No início de fevereiro, a polémica estava instalada no Japão: Yoshiro Mori, presidente do comité de organização dos Jogos Olímpicos de Tóquio, afirmou publicamente que “uma reunião com várias mulheres vai arrastar-se interminavelmente”, sublinhando que os elementos do sexo feminino falavam demasiado porque “as mulheres têm um sentido de rivalidade forte. Se uma delas levanta a mão para falar, as outras vão todas sentir necessidade de participar também.” Mais tarde, o seu pedido de desculpas para “retirar a declaração” não foi suficiente para acalmar os ânimos e escapar dos seus comentários discriminatórios: a 12 de fevereiro, o antigo primeiro-ministro nipónico demitiu-se das suas funções no comité olímpico.
Ultrapassada esta polémica no Japão, graças ao afastamento de Yoshiro Mori, surgiu depois um novo caso de discriminação de género nas altas cátedras políticas do país. O Partido Liberal Democrático, que esteve quase sempre no poder desde 1955, decidiu convidar mais mulheres para participar nas suas reuniões, uma vez que conta com um número desproporcional de 22 homens num total de 25 membros do seu Conselho Geral. No entanto, foi colocado um entrave a esta “abertura”: nenhuma das mulheres está autorizada a falar nas reuniões, noticiou a Reuters, podendo apenas deixar declarações escritas no final das reuniões.
Esta iniciativa para combater a desigualdade de género e incluir mais mulheres no partido mais poderoso do arquipélago virou-se contra os seus líderes – na sua maioria, homens mais velhos. Depois de apresentar a proposta que visava introduzir cinco mulheres como “observadoras” nas reuniões, Toshihiro Nikay, o Secretário-Geral do partido, de 82 anos, afirmou que esta medida “permitiria às mulheres do Partido Liberal Democrático observar como é que as decisões são tomadas.”

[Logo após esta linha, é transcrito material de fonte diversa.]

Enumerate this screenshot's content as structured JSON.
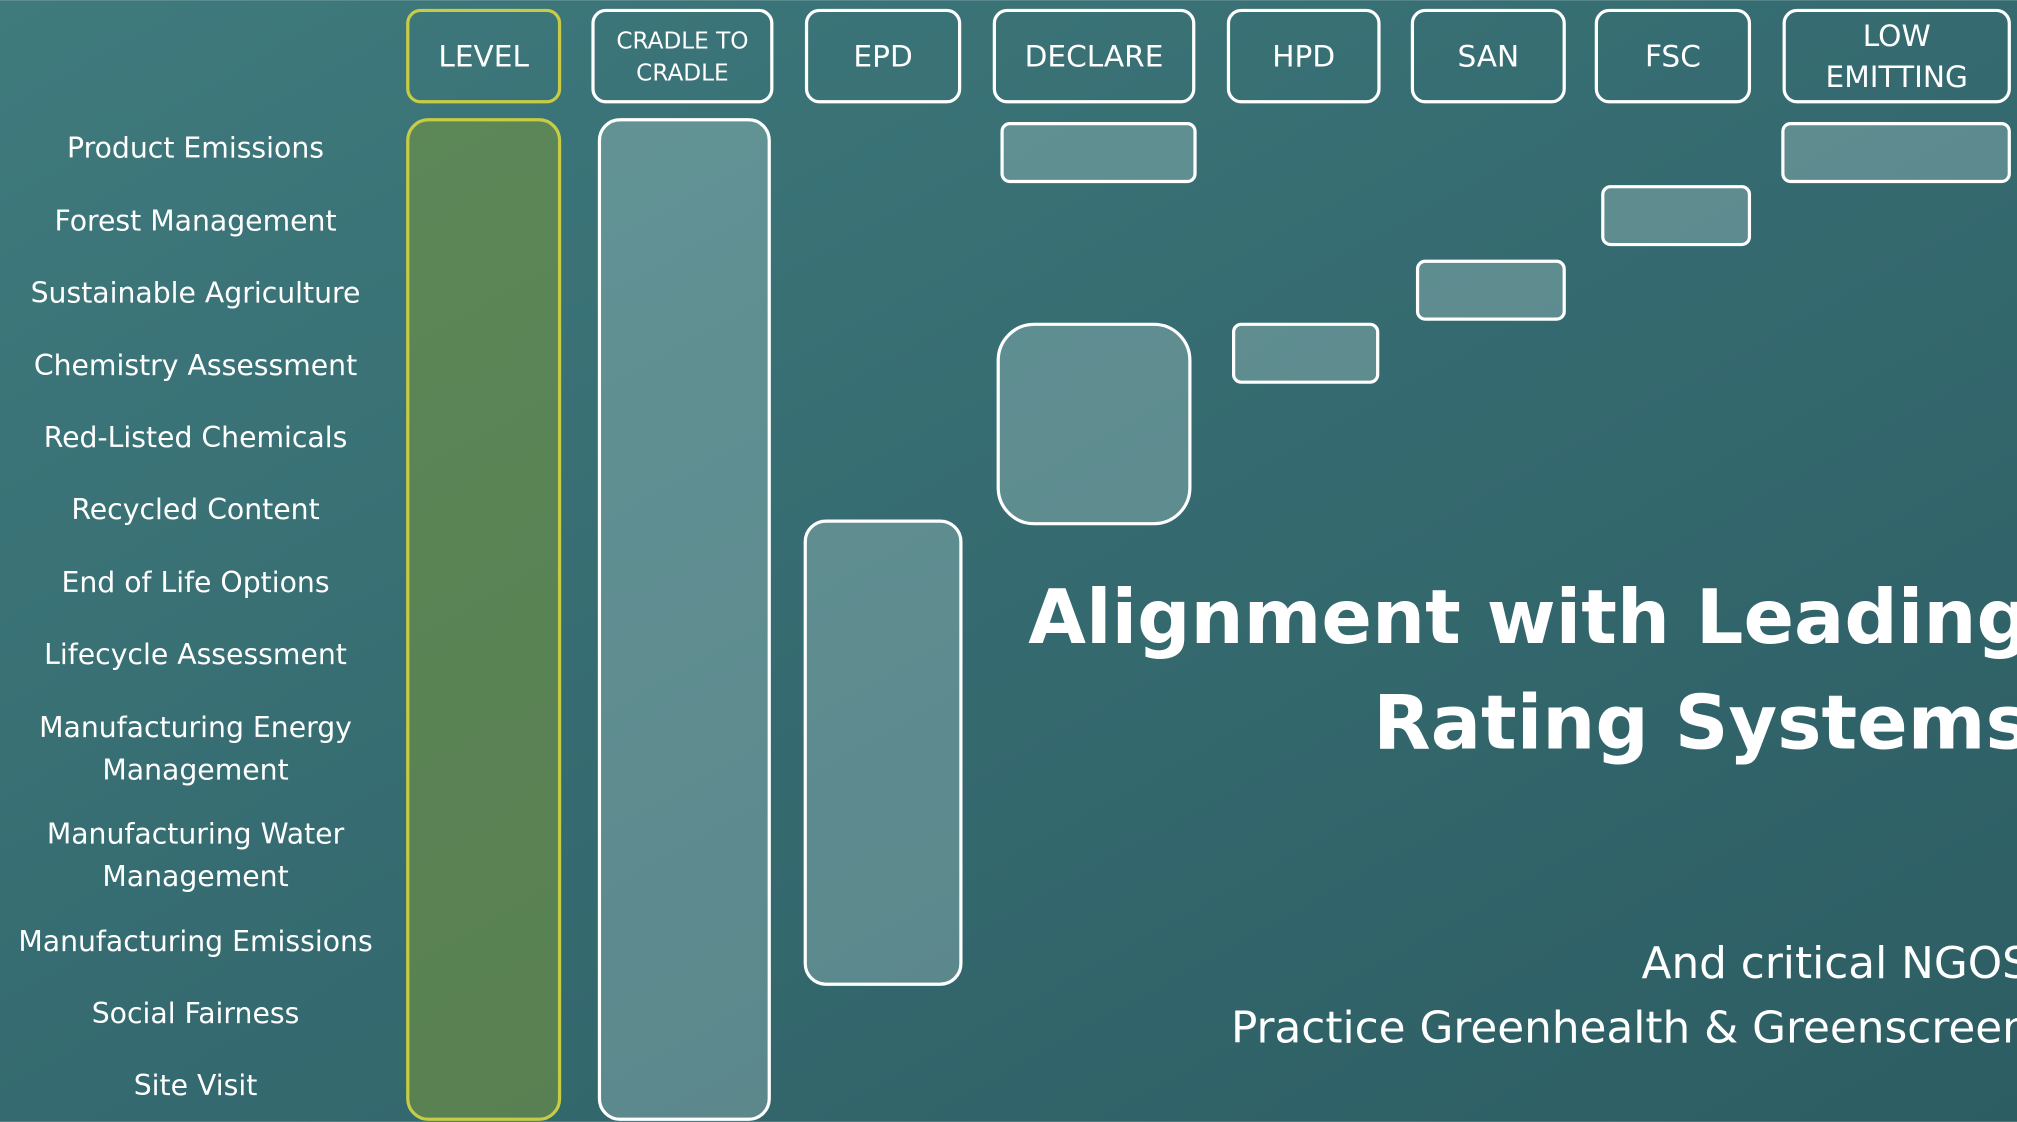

Este anúncio não caiu bem nas redes sociais e entre a oposição política do Japão, refletindo um problema já conhecido no país. De acordo com o mais recente Índice Global de Desigualdade de Género do Fórum Económico Mundial, o Japão encontra-se na posição 121 de um total de 153 países – trata-se do país desenvolvido com a pior classificação na tabela, justificado em particular pela falta de participação das mulheres na economia e na política. Neste momento, apenas 46 dos 465 políticos da Câmara dos Representantes do Japão são mulheres – cerca de 10%, um número bastante inferior à média global de 25%.
A repórter Mariko Oi, da BBC News, no Japão, conta que já se habituou a este “sexismo casual” ao longo dos anos. “Pode acontecer em reuniões, bares ou jantares de família”, diz.”Nesses momentos, muitas de nós apenas riem, fingimos que não ouvimos e seguimos em frente. Foi por isso que os comentários de Mori [ex-presidente do comité olímpico] não me surpreenderam.”
A pressão para combater o problema da desigualdade de género no Japão é cada vez maior para o primeiro-ministro Yoshihide Suga, que tomou posse há apenas 5 meses e cuja taxa de aprovação está cada vez mais baixa. O seu antecessor, Shinzo Abe, defendia uma política de Womenomics, que passava pelo aumento da participação das mulheres da economia – mas os resultados ainda pecam por insuficientes. Segundo ativistas do país, são necessárias mudanças drásticas nos locais de trabalho e na polícia.